Siamo tutti un po’ Achab; in un modo o in un altro siamo tutti a fare i conti con il destino che ci tocca. E lo contestiamo perché non è come vorremmo noi. Allora tutti i piccoli e grandi comandanti Achab o si dannano per cercare di cambiarlo, questo destino, di domarlo, o si impegnano nel tentativo di scrollarselo di dosso, come non esistesse. A volte si ricorre alla violenza, trovando qualche modo per sfogare il nostro senso di ribellione, a volte ci si adagia nell’indifferenza o nel perseguire la distrazione per ignorare quel che non possiamo cambiare. E poco sembra importare quel che ne è dell’equipaggio, degli altri, cioè del bene di tutti i nostri compagni di navigazione, del bene comune.

L’America di oggi con la sua insistenza sull’individuo è proprio così, piena di tanti Achab, piccoli e grandi. L’America di oggi, ovvero l’America del coronavirus che avanza inarrestabile, dei rigurgiti razziali solo apparentemente acquietati, della polizia messa in discussione, privata di fondi e sistematicamente colpevolizzata, l’America dei milioni di disoccupati, della criminalità insorgente, l’America di Trump sempre più spaccata tra “compagni di bandiera” e “nemici che non la pensano come me”. Chi non vorrebbe arpionare tutto questo e riprendere a navigare, vivi, liberi e alla ricerca della felicità nel grande American Dream come auspicato dai Founding Fathers? Ognuno a modo suo ci prova, perché cos’altro c’è da cercare se non “vita, libertà e felicità”? Ma questi tentativi appaiono sempre più irragionevoli, ottusi, proprio come l’ossessiva caccia a Moby Dick perpetrata da Achab.

La questione coronavirus, il grande amplificatore della nostra incapacità di trattare col Destino, sta assumendo toni grotteschi oltre che drammatici. Ieri con oltre 55mila positivi abbiamo raggiunto un nuovo record giornaliero di contagi. Basta chiudere gli occhi e tirare avanti per non esserne toccati, o ascoltare solo le campane che vogliamo ascoltare, quelle che dicono quel che vogliamo sentirci dire? Basta? Guardare Fox e Cnn, le reti capofila della polarizzazione, è uno spettacolo sconsolante e inquietante, dove si assiste a un continuo esercizio di faziosità in cui tutti si stracciano le vesti alle bestemmie altrui. Basta ridicolizzare “il nemico” per costruire qualcosa?

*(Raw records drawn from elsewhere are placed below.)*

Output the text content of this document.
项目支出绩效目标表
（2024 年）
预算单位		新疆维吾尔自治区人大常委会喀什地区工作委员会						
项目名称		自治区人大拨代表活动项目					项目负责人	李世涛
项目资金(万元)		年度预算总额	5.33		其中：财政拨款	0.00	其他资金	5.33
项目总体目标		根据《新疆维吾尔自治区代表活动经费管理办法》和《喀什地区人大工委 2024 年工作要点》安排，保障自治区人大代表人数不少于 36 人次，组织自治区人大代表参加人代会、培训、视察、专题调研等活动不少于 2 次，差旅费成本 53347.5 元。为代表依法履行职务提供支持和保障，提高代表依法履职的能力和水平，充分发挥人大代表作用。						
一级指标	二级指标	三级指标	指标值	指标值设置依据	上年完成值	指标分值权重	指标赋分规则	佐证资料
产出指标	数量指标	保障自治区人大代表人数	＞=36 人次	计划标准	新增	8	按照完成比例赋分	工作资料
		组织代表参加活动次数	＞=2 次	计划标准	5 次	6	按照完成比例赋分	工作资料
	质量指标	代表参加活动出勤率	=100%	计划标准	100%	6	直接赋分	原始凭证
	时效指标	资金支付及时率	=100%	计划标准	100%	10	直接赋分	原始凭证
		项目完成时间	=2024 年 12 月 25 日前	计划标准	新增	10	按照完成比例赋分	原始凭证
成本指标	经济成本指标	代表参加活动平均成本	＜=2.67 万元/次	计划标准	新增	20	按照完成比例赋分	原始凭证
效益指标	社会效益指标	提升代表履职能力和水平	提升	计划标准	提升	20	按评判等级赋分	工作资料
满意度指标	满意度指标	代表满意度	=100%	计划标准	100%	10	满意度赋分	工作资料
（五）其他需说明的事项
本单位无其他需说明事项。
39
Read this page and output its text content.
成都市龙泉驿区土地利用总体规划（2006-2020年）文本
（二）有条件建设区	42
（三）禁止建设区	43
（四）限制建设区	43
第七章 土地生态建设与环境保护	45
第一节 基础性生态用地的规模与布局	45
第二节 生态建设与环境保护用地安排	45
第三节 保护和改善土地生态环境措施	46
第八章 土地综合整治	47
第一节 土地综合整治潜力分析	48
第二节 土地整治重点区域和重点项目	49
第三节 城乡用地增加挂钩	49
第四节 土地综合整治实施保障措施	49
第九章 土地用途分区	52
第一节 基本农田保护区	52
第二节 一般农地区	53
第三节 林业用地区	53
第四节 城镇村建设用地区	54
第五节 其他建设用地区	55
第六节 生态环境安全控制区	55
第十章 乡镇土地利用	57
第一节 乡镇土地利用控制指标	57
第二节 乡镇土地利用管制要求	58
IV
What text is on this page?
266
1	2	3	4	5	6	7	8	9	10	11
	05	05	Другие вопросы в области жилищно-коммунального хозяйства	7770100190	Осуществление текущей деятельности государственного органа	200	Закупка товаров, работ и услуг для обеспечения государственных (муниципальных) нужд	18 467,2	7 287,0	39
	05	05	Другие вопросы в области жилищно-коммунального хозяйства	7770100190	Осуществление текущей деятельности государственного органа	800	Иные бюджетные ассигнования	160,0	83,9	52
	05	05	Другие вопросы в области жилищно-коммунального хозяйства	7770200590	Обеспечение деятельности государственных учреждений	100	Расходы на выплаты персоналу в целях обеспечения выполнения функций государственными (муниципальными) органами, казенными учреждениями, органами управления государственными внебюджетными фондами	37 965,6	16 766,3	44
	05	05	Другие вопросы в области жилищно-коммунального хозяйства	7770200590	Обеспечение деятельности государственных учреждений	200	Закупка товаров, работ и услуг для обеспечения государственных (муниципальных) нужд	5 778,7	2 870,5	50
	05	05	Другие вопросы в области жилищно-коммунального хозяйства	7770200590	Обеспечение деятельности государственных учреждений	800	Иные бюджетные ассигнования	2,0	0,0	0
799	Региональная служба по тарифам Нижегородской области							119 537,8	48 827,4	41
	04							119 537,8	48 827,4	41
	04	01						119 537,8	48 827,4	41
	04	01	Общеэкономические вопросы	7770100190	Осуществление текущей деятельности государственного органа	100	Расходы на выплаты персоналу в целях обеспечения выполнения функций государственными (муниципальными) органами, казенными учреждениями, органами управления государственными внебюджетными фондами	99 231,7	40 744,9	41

Neppure il 4th of July, Independence Day, la nostra grande festa nazionale, è servita a lenire questi profondi sentimenti di astio e a rianimare almeno un briciolo di desiderio per un tentativo di impegno solidale. Mentre sui laghi del Minnesota guardavo sventolare, come trofei, scudi e simboli di appartenenza, bandiere inneggianti a Trump, a New York City (che ora vedo solo attraverso gli occhi degli amici) ancora in regime di semi-lockdown, la notte intera di sabato è trascorsa in maniera surreale tra interminabili fuochi d’artificio in ogni dove e gente per le strade. Come un popolo smarrito nel deserto, stanco di un destino quotidiano faticoso e non comprensibile, che non sapendo a chi rivolgersi, non trovando di meglio si forgia il suo vitello d’oro…

Combattere il Destino, ignorarlo… Oltre al nostro “Independence Day” dovremmo imparare a celebrare “Dependence Day”, un giorno per aiutarci a ricordare o scoprire che il Destino non è un nemico, ma una strada da percorrere. E che il Destino, come Moby Dick, è invincibile.

Non dimentichiamoci che Melville ci fa sapere che Achab non fa una bella fine. E non dimentichiamoci che i comandanti Achab non esistono solo in America.